I ran the same fast.com test and pinged an IP from OpenWrt:
64 bytes from 220.127.116.11: icmp_req=1 ttl=116 time=8.03 ms 64 bytes from 18.104.22.168: icmp_req=2 ttl=116 time=20.9 ms 64 bytes from 22.214.171.124: icmp_req=3 ttl=116 time=8.13 ms 64 bytes from 126.96.36.199: icmp_req=4 ttl=116 time=7.92 ms 64 bytes from 188.8.131.52: icmp_req=5 ttl=116 time=7.87 ms 64 bytes from 184.108.40.206: icmp_req=6 ttl=116 time=8.58 ms 64 bytes from 220.127.116.11: icmp_req=7 ttl=116 time=11.3 ms 64 bytes from 18.104.22.168: icmp_req=8 ttl=116 time=7.91 ms 64 bytes from 22.214.171.124: icmp_req=9 ttl=116 time=8.13 ms 64 bytes from 126.96.36.199: icmp_req=10 ttl=116 time=9.63 ms 64 bytes from 188.8.131.52: icmp_req=11 ttl=116 time=8.37 ms 64 bytes from 184.108.40.206: icmp_req=12 ttl=116 time=8.10 ms 64 bytes from 220.127.116.11: icmp_req=13 ttl=116 time=7.86 ms 64 bytes from 18.104.22.168: icmp_req=14 ttl=116 time=8.37 ms 64 bytes from 22.214.171.124: icmp_req=15 ttl=116 time=7.88 ms 64 bytes from 126.96.36.199: icmp_req=16 ttl=116 time=8.80 ms 64 bytes from 188.8.131.52: icmp_req=17 ttl=116 time=8.89 ms 64 bytes from 184.108.40.206: icmp_req=18 ttl=116 time=7.63 ms 64 bytes from 220.127.116.11: icmp_req=19 ttl=116 time=7.64 ms 64 bytes from 18.104.22.168: icmp_req=20 ttl=116 time=8.44 ms 64 bytes from 22.214.171.124: icmp_req=21 ttl=116 time=8.62 ms 64 bytes from 126.96.36.199: icmp_req=22 ttl=116 time=9.14 ms 64 bytes from 188.8.131.52: icmp_req=23 ttl=116 time=7.83 ms 64 bytes from 184.108.40.206: icmp_req=24 ttl=116 time=9.41 ms 64 bytes from 220.127.116.11: icmp_req=25 ttl=116 time=8.63 ms 64 bytes from 18.104.22.168: icmp_req=26 ttl=116 time=8.15 ms 64 bytes from 22.214.171.124: icmp_req=27 ttl=116 time=7.60 ms 64 bytes from 126.96.36.199: icmp_req=28 ttl=116 time=7.88 ms 64 bytes from 188.8.131.52: icmp_req=29 ttl=116 time=54.1 ms 64 bytes from 184.108.40.206: icmp_req=30 ttl=116 time=9.61 ms 64 bytes from 220.127.116.11: icmp_req=31 ttl=116 time=8.12 ms 64 bytes from 18.104.22.168: icmp_req=32 ttl=116 time=9.93 ms 64 bytes from 22.214.171.124: icmp_req=33 ttl=116 time=7.59 ms 64 bytes from 126.96.36.199: icmp_req=34 ttl=116 time=8.89 ms 64 bytes from 188.8.131.52: icmp_req=35 ttl=116 time=8.34 ms 64 bytes from 184.108.40.206: icmp_req=36 ttl=116 time=8.81 ms 64 bytes from 220.127.116.11: icmp_req=37 ttl=116 time=8.38 ms 64 bytes from 18.104.22.168: icmp_req=38 ttl=116 time=7.63 ms 64 bytes from 22.214.171.124: icmp_req=39 ttl=116 time=7.86 ms 64 bytes from 126.96.36.199: icmp_req=40 ttl=116 time=8.34 ms
I see these random spikes upwards still.
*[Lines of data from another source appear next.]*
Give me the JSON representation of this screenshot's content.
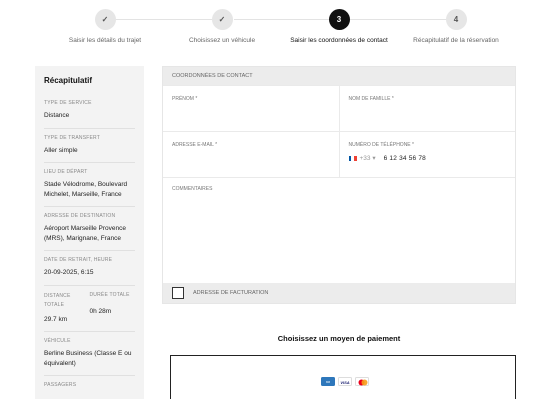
{
  "stepper": {
    "steps": [
      {
        "label": "Saisir les détails du trajet",
        "number": "✓",
        "state": "done"
      },
      {
        "label": "Choisissez un véhicule",
        "number": "✓",
        "state": "done"
      },
      {
        "label": "Saisir les coordonnées de contact",
        "number": "3",
        "state": "active"
      },
      {
        "label": "Récapitulatif de la réservation",
        "number": "4",
        "state": "pending"
      }
    ]
  },
  "summary": {
    "title": "Récapitulatif",
    "service_type_label": "TYPE DE SERVICE",
    "service_type_value": "Distance",
    "transfer_type_label": "TYPE DE TRANSFERT",
    "transfer_type_value": "Aller simple",
    "departure_label": "LIEU DE DÉPART",
    "departure_value": "Stade Vélodrome, Boulevard Michelet, Marseille, France",
    "destination_label": "ADRESSE DE DESTINATION",
    "destination_value": "Aéroport Marseille Provence (MRS), Marignane, France",
    "pickup_label": "DATE DE RETRAIT, HEURE",
    "pickup_value": "20-09-2025, 6:15",
    "distance_label": "DISTANCE TOTALE",
    "distance_value": "29.7 km",
    "duration_label": "DURÉE TOTALE",
    "duration_value": "0h 28m",
    "vehicle_label": "VÉHICULE",
    "vehicle_value": "Berline Business (Classe E ou équivalent)",
    "extra_label": "PASSAGERS"
  },
  "form": {
    "header": "COORDONNÉES DE CONTACT",
    "first_name_label": "PRÉNOM *",
    "last_name_label": "NOM DE FAMILLE *",
    "email_label": "ADRESSE E-MAIL *",
    "phone_label": "NUMÉRO DE TÉLÉPHONE *",
    "phone_dial": "+33 ▾",
    "phone_value": "6 12 34 56 78",
    "comments_label": "COMMENTAIRES",
    "billing_label": "ADRESSE DE FACTURATION"
  },
  "payment": {
    "title": "Choisissez un moyen de paiement",
    "cards": [
      "amex",
      "visa",
      "mastercard"
    ]
  },
  "colors": {
    "accent": "#111111",
    "amex": "#2e77bb",
    "visa": "#1a1f71",
    "mc_red": "#eb001b",
    "mc_orange": "#f79e1b"
  }
}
Now I know you'll say it's just a one off but I monitor my connection consistently with a ping monitor and I see these kind of spikes throughout the day but only when the connection is under some kind of load.
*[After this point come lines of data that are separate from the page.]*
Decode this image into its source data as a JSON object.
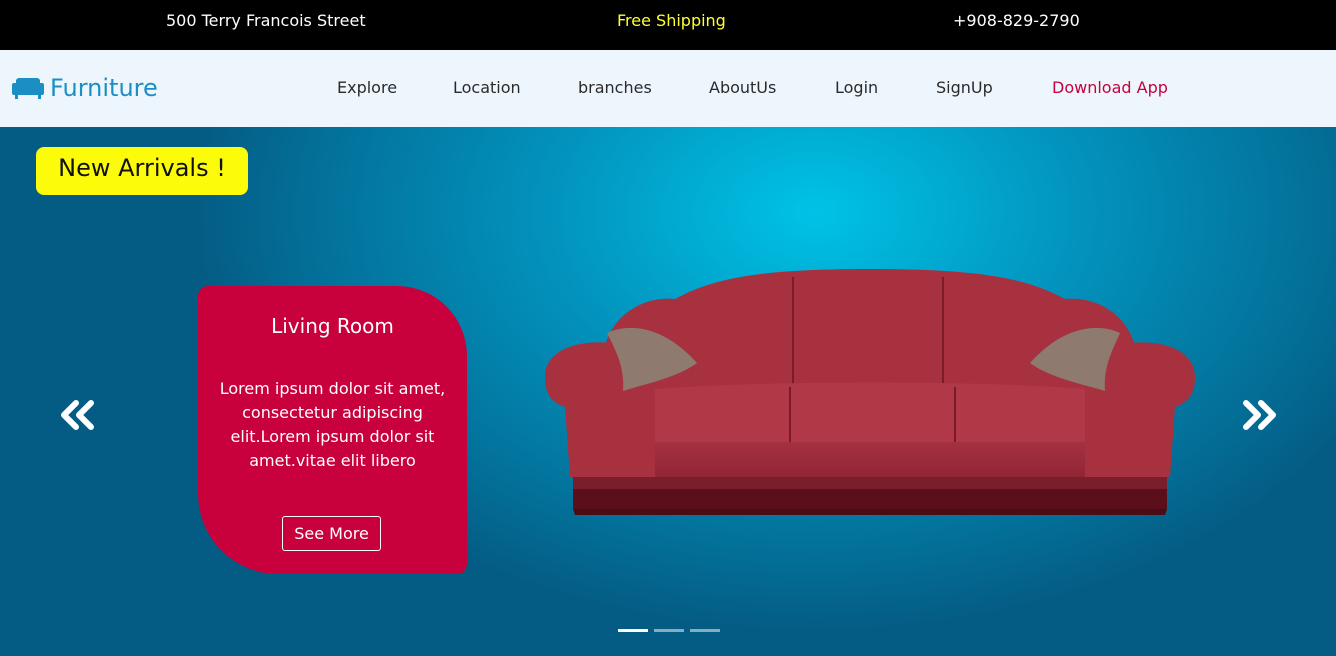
{
  "topbar": {
    "address": "500 Terry Francois Street",
    "promo": "Free Shipping",
    "phone": "+908-829-2790"
  },
  "navbar": {
    "brand": "Furniture",
    "brand_icon": "sofa-icon",
    "links": [
      "Explore",
      "Location",
      "branches",
      "AboutUs",
      "Login",
      "SignUp"
    ],
    "cta": "Download App"
  },
  "hero": {
    "badge": "New Arrivals !",
    "card": {
      "title": "Living Room",
      "description": "Lorem ipsum dolor sit amet, consectetur adipiscing elit.Lorem ipsum dolor sit amet.vitae elit libero",
      "button": "See More"
    },
    "prev_icon": "double-chevron-left-icon",
    "next_icon": "double-chevron-right-icon",
    "slide_count": 3,
    "active_slide": 1
  },
  "colors": {
    "topbar_bg": "#000000",
    "promo": "#ffff33",
    "brand": "#1b8fc4",
    "navbar_bg": "#eef6fd",
    "accent": "#c8003c",
    "badge_bg": "#fbfb0a",
    "hero_blue": "#0296c0"
  }
}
What exactly is happening here, I just wonder if it's the same symptom but the torrents just make it more prevalent with the increased number of connections.
I know that occasional spikes were associated with particular driver/hardware issues in the r7800 which is nearly identical internally to the ZyXEL. I don't know if that's been really fixed or not.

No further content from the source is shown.